The world of hockey is one we rarely touch upon, but the NHL recently lost a true great when Gordie Howe passed away two weeks ago. Gordie was a unique #2 BEAR, and was one of the first hockey players to be able to “shoot the puck with his left and right hand equally strong, or with one hand and whip it up in the top corner. That’s how strong and powerful Gordie Howe was,” says Terrie Crisp, who played in the league from 1965 to 1977.

The New York Times wrote only this week:  He was a smooth-as-silk skater, a DiMaggio on the ice, effortless, it seemed. And yet he played all out, and played. In 17 seasons he never missed a game. In two other seasons he missed only one and yet he played his last 20 years with a permanent twitch as a result of a concussion.

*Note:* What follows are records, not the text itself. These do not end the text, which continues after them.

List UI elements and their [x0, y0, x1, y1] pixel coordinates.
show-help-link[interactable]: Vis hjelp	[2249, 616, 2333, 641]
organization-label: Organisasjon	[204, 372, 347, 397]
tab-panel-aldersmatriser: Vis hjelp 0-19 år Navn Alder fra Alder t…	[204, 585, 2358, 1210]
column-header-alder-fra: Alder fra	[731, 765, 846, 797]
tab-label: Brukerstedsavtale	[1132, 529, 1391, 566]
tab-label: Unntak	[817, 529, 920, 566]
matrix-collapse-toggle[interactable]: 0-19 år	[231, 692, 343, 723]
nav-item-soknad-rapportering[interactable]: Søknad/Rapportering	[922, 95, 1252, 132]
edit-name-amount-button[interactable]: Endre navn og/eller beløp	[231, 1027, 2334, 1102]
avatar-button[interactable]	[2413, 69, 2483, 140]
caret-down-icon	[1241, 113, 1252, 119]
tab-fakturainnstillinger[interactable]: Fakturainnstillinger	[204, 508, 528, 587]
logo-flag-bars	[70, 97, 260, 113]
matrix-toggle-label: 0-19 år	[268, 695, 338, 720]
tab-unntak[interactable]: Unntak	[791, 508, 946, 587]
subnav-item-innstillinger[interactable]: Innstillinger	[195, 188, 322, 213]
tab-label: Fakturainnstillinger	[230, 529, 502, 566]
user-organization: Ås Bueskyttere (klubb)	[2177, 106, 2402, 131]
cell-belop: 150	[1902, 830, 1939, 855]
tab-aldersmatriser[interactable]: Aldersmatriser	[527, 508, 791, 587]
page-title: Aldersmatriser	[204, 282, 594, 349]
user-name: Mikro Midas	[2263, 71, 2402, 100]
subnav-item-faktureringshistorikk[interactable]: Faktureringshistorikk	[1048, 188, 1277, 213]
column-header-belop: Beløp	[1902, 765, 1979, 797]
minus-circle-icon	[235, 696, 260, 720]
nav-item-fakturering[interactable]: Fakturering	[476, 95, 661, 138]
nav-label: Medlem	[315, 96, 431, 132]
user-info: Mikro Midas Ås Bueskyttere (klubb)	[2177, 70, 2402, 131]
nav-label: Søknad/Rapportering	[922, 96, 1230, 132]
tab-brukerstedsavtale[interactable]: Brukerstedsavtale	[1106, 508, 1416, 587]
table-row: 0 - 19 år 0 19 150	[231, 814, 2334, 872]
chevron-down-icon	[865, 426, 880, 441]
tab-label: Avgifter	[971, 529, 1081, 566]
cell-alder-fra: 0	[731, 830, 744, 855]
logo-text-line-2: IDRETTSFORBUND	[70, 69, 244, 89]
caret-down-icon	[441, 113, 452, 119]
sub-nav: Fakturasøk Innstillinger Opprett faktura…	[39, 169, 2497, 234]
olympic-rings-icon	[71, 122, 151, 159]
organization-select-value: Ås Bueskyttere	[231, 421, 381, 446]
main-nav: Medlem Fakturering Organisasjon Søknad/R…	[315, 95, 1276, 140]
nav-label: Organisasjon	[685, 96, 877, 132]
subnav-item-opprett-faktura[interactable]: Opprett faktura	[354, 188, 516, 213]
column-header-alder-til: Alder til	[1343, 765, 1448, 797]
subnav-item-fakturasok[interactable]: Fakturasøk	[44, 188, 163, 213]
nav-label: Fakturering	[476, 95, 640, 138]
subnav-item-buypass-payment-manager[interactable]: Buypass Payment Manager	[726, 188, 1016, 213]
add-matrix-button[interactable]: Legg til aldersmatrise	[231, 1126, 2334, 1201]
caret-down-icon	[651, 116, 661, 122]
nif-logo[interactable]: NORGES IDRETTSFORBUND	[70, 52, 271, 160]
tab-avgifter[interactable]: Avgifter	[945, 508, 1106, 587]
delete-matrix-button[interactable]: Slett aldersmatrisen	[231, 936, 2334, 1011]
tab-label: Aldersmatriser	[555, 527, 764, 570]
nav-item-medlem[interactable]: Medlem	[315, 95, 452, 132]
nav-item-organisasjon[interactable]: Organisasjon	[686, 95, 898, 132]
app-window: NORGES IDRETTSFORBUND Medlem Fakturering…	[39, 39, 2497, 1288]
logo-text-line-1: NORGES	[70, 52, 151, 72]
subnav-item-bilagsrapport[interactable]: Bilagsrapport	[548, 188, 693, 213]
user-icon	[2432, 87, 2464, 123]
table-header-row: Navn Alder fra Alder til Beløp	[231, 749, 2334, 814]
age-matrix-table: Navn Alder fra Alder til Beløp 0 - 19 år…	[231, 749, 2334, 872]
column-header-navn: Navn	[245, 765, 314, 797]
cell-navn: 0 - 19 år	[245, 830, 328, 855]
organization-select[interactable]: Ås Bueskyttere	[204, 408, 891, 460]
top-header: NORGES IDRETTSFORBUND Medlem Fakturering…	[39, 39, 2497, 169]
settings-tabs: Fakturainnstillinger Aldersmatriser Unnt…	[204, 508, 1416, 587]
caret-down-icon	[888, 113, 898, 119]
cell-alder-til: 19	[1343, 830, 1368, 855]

Do you recall BTI’s long-reported DiMaggio Brain Type? You guessed it, sports fans, not an uno, tres, or cuatro, but numero dos! No small wonder, genetically, that this NY Times comparison between Howe and DiMaggio is spot on. As all BT aficionados know, even a #2 who’s never played a minute of sports has the same inborn, Right brain dominant gross motor giftedness. Yet, it must be developed to bring out this latent beauty.

Howe set NHL records with 801 goals and 1,850 points that held up until a young player by the name of Wayne Gretzky (#6 BEIR) came along. Gretzky tweeted that Howe was the “greatest hockey player ever and the nicest man he ever met.” Howe was indeed kind, soft spoken, and self-effacing, true to his inborn design (though we needn’t remind readers of the those #2s who are a bit more arrogant largely due to nurture). People in Michigan flocked to his funeral to pay their respects, and “to talk to those in line was to realize that Gordie Howe must have met everyone in Michigan at some point. They all had a story.”

As another author put it, “On the ice, his game face fixed before the puck dropped, he was mean, fierce, unrelenting.” However, “off the ice, he was everyone’s favorite uncle. Built like a boxer, he was startlingly polite, humble, self-deprecating, and gracious. He smiled all the time.”

And lastly, “Gordie Howe was a singular talent, imbued with a grace and dignity, a manner and serenity all equally unique as his playing excellence.”